[I wrote most of this before seeing Paul C's response, but got distracted before I finished it. Now some of it is redundant, but much is not. Just ignore the parts that duplicate Paul's response, please.]
Well, it's all relative. BigDecimal is almost certainly much slower than corresponding calculation using float or double would be - but very, very often, this is still much faster than you really need it to be, so who cares? This is also true of memory usage, incidentally. BigDecimal uses more memory, but this often isn't enough more memory to be worth worrying about. This is probably a case of premature optimization. It's usually best not to worry to much about this sort of thing until you have a working program that does what you need it too, and where you can measure how much time and memory it's using, and whether that is a problem.
However there are some cases where you know in advance that you will be doing a lot of computations, and you have good reason to believe that computational speed will be a primary concern. In such cases it may be better to start out using primitives for all calculations, and only move to BigDecimal after you've verified that you really need it for some reason.
And it's worth considering: why do you need (or think you need) BigDecimal, at all? In my experience many applications that "need" BigDecimal don't, really. There are two primary reasons I know for using BigDecimal, and both can be handled by alternate strategies:
1. When people see results like 4.999999999997 when they expect to see 5, they become emotionally upset. The ideal solution here would be to give everyone better math education so they stop whining about this sort of thing. However that's not really practical from the programmer's point of view. Too bad. Instead, programmers should need to learn to use methods like String.format(), and sometimes Math.round(), Math.ceil(), and Math.floor(), to convert results to something less upsetting to casual viewers.
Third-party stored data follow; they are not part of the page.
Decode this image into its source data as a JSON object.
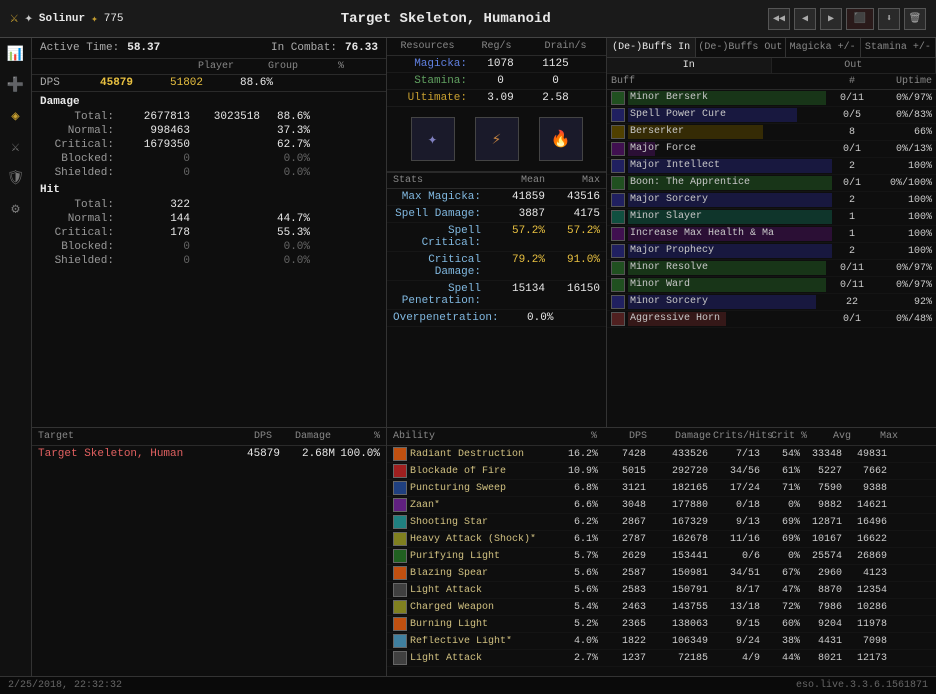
{
  "header": {
    "title": "Target Skeleton, Humanoid",
    "player": "Solinur",
    "level": "775"
  },
  "active_time": {
    "label": "Active Time:",
    "value": "58.37",
    "in_combat_label": "In Combat:",
    "in_combat_value": "76.33"
  },
  "columns": {
    "player": "Player",
    "group": "Group",
    "pct": "%"
  },
  "dps": {
    "label": "DPS",
    "player": "45879",
    "group": "51802",
    "pct": "88.6%"
  },
  "damage": {
    "label": "Damage",
    "total_label": "Total:",
    "total_player": "2677813",
    "total_group": "3023518",
    "total_pct": "88.6%",
    "normal_label": "Normal:",
    "normal_player": "998463",
    "normal_pct": "37.3%",
    "critical_label": "Critical:",
    "critical_player": "1679350",
    "critical_pct": "62.7%",
    "blocked_label": "Blocked:",
    "blocked_player": "0",
    "blocked_pct": "0.0%",
    "shielded_label": "Shielded:",
    "shielded_player": "0",
    "shielded_pct": "0.0%"
  },
  "hit": {
    "label": "Hit",
    "total_label": "Total:",
    "total_val": "322",
    "normal_label": "Normal:",
    "normal_val": "144",
    "normal_pct": "44.7%",
    "critical_label": "Critical:",
    "critical_val": "178",
    "critical_pct": "55.3%",
    "blocked_label": "Blocked:",
    "blocked_val": "0",
    "blocked_pct": "0.0%",
    "shielded_label": "Shielded:",
    "shielded_val": "0",
    "shielded_pct": "0.0%"
  },
  "resources": {
    "title": "Resources",
    "reg_label": "Reg/s",
    "drain_label": "Drain/s",
    "magicka_label": "Magicka:",
    "magicka_reg": "1078",
    "magicka_drain": "1125",
    "stamina_label": "Stamina:",
    "stamina_reg": "0",
    "stamina_drain": "0",
    "ultimate_label": "Ultimate:",
    "ultimate_reg": "3.09",
    "ultimate_drain": "2.58"
  },
  "stats": {
    "title": "Stats",
    "mean_label": "Mean",
    "max_label": "Max",
    "rows": [
      {
        "label": "Max Magicka:",
        "mean": "41859",
        "max": "43516"
      },
      {
        "label": "Spell Damage:",
        "mean": "3887",
        "max": "4175"
      },
      {
        "label": "Spell Critical:",
        "mean": "57.2%",
        "max": "57.2%"
      },
      {
        "label": "Critical Damage:",
        "mean": "79.2%",
        "max": "91.0%"
      },
      {
        "label": "Spell Penetration:",
        "mean": "15134",
        "max": "16150"
      },
      {
        "label": "Overpenetration:",
        "mean": "0.0%",
        "max": ""
      }
    ]
  },
  "buffs_tabs": {
    "debuffs_in": "(De-)Buffs In",
    "debuffs_out": "(De-)Buffs Out",
    "magicka": "Magicka +/-",
    "stamina": "Stamina +/-"
  },
  "buffs_sub": {
    "in_label": "In",
    "out_label": "Out"
  },
  "buffs_cols": {
    "buff": "Buff",
    "num": "#",
    "uptime": "Uptime"
  },
  "buffs": [
    {
      "name": "Minor Berserk",
      "num": "0/11",
      "uptime": "0%/97%",
      "color": "bar-green",
      "width": "97"
    },
    {
      "name": "Spell Power Cure",
      "num": "0/5",
      "uptime": "0%/83%",
      "color": "bar-blue",
      "width": "83"
    },
    {
      "name": "Berserker",
      "num": "8",
      "uptime": "66%",
      "color": "bar-yellow",
      "width": "66"
    },
    {
      "name": "Major Force",
      "num": "0/1",
      "uptime": "0%/13%",
      "color": "bar-purple",
      "width": "13"
    },
    {
      "name": "Major Intellect",
      "num": "2",
      "uptime": "100%",
      "color": "bar-blue",
      "width": "100"
    },
    {
      "name": "Boon: The Apprentice",
      "num": "0/1",
      "uptime": "0%/100%",
      "color": "bar-green",
      "width": "100"
    },
    {
      "name": "Major Sorcery",
      "num": "2",
      "uptime": "100%",
      "color": "bar-blue",
      "width": "100"
    },
    {
      "name": "Minor Slayer",
      "num": "1",
      "uptime": "100%",
      "color": "bar-teal",
      "width": "100"
    },
    {
      "name": "Increase Max Health & Ma",
      "num": "1",
      "uptime": "100%",
      "color": "bar-purple",
      "width": "100"
    },
    {
      "name": "Major Prophecy",
      "num": "2",
      "uptime": "100%",
      "color": "bar-blue",
      "width": "100"
    },
    {
      "name": "Minor Resolve",
      "num": "0/11",
      "uptime": "0%/97%",
      "color": "bar-green",
      "width": "97"
    },
    {
      "name": "Minor Ward",
      "num": "0/11",
      "uptime": "0%/97%",
      "color": "bar-green",
      "width": "97"
    },
    {
      "name": "Minor Sorcery",
      "num": "22",
      "uptime": "92%",
      "color": "bar-blue",
      "width": "92"
    },
    {
      "name": "Aggressive Horn",
      "num": "0/1",
      "uptime": "0%/48%",
      "color": "bar-red",
      "width": "48"
    }
  ],
  "target": {
    "header": {
      "target": "Target",
      "dps": "DPS",
      "damage": "Damage",
      "pct": "%"
    },
    "rows": [
      {
        "name": "Target Skeleton, Human",
        "dps": "45879",
        "damage": "2.68M",
        "pct": "100.0%"
      }
    ]
  },
  "abilities": {
    "header": {
      "ability": "Ability",
      "pct": "%",
      "dps": "DPS",
      "damage": "Damage",
      "crits": "Crits/Hits",
      "crit_pct": "Crit %",
      "avg": "Avg",
      "max": "Max"
    },
    "rows": [
      {
        "name": "Radiant Destruction",
        "pct": "16.2%",
        "dps": "7428",
        "damage": "433526",
        "crits": "7/13",
        "crit_pct": "54%",
        "avg": "33348",
        "max": "49831",
        "color": "sq-orange"
      },
      {
        "name": "Blockade of Fire",
        "pct": "10.9%",
        "dps": "5015",
        "damage": "292720",
        "crits": "34/56",
        "crit_pct": "61%",
        "avg": "5227",
        "max": "7662",
        "color": "sq-red"
      },
      {
        "name": "Puncturing Sweep",
        "pct": "6.8%",
        "dps": "3121",
        "damage": "182165",
        "crits": "17/24",
        "crit_pct": "71%",
        "avg": "7590",
        "max": "9388",
        "color": "sq-blue"
      },
      {
        "name": "Zaan*",
        "pct": "6.6%",
        "dps": "3048",
        "damage": "177880",
        "crits": "0/18",
        "crit_pct": "0%",
        "avg": "9882",
        "max": "14621",
        "color": "sq-purple"
      },
      {
        "name": "Shooting Star",
        "pct": "6.2%",
        "dps": "2867",
        "damage": "167329",
        "crits": "9/13",
        "crit_pct": "69%",
        "avg": "12871",
        "max": "16496",
        "color": "sq-cyan"
      },
      {
        "name": "Heavy Attack (Shock)*",
        "pct": "6.1%",
        "dps": "2787",
        "damage": "162678",
        "crits": "11/16",
        "crit_pct": "69%",
        "avg": "10167",
        "max": "16622",
        "color": "sq-yellow"
      },
      {
        "name": "Purifying Light",
        "pct": "5.7%",
        "dps": "2629",
        "damage": "153441",
        "crits": "0/6",
        "crit_pct": "0%",
        "avg": "25574",
        "max": "26869",
        "color": "sq-green"
      },
      {
        "name": "Blazing Spear",
        "pct": "5.6%",
        "dps": "2587",
        "damage": "150981",
        "crits": "34/51",
        "crit_pct": "67%",
        "avg": "2960",
        "max": "4123",
        "color": "sq-orange"
      },
      {
        "name": "Light Attack",
        "pct": "5.6%",
        "dps": "2583",
        "damage": "150791",
        "crits": "8/17",
        "crit_pct": "47%",
        "avg": "8870",
        "max": "12354",
        "color": "sq-gray"
      },
      {
        "name": "Charged Weapon",
        "pct": "5.4%",
        "dps": "2463",
        "damage": "143755",
        "crits": "13/18",
        "crit_pct": "72%",
        "avg": "7986",
        "max": "10286",
        "color": "sq-yellow"
      },
      {
        "name": "Burning Light",
        "pct": "5.2%",
        "dps": "2365",
        "damage": "138063",
        "crits": "9/15",
        "crit_pct": "60%",
        "avg": "9204",
        "max": "11978",
        "color": "sq-orange"
      },
      {
        "name": "Reflective Light*",
        "pct": "4.0%",
        "dps": "1822",
        "damage": "106349",
        "crits": "9/24",
        "crit_pct": "38%",
        "avg": "4431",
        "max": "7098",
        "color": "sq-lightblue"
      },
      {
        "name": "Light Attack",
        "pct": "2.7%",
        "dps": "1237",
        "damage": "72185",
        "crits": "4/9",
        "crit_pct": "44%",
        "avg": "8021",
        "max": "12173",
        "color": "sq-gray"
      }
    ]
  },
  "footer": {
    "datetime": "2/25/2018, 22:32:32",
    "version": "eso.live.3.3.6.1561871"
  }
}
2. Some quantities, most commonly money values, must be converted to discrete well-defined values, usually with a nice finite number of digits after the decimal. Usually the same effect can be achieved with ints, or better, longs. You just need to move the decimal point. For a value of $123.45, don't store it as a float or double of 123.45. Or a BigDecimal of 123.45. Instead, store it as a long of 12345, and do all of your money calculations in cents, not dollars. You may occasionally need to use rounding functions (what if a shipping cost needs to be pro-rated across 3 identical items, by dividing by 3?). But that's true using BigDecimal as well - at some point, you may need to decide how to round things off properly. And if you ever have a problem where a long is not big enough to contain the number of cents you need to calculate... well, send me a private message; I'm sure I can help out. For a suitable fee.
the thing is I have a 2 dimenstional array that consists of fractions between 0 and 1. What's worse is that i'm multiplying those numbers together. Sometimes hundreds of times. So I may het a numbe that is 1.44e-60, which double just can't take care of. So it's not just the rounding thing. I guess a double can hold values as low as 2-1074, but I'm deeply skeptical since I need to multiply, divide and add a lot.
It really looks like something I can handle in double....I guess I'll write a few programs to test it out.
Hm, offhand it sounds like something double will have no problem with. There are some types of formulas that are more susceptible to numeric errors, but those are also the ones that will make BigDecimal very, very slow.
Remember that with BigDecimal, every time you divide you need to decide the scale of the result. How many significant digits do you want to retain? Fundamentally, even BigDecimal can't represent 1/3 accurately, so you would need to decide if you want 0.33333, 0.333333333333, or 0.33333333333333333333333333333333333333333333. The more digits you use, the more memory you use, and the slower everything gets. Whereas by using double, you mostly ignore this issue and still get an answer that's "good enough", almost always.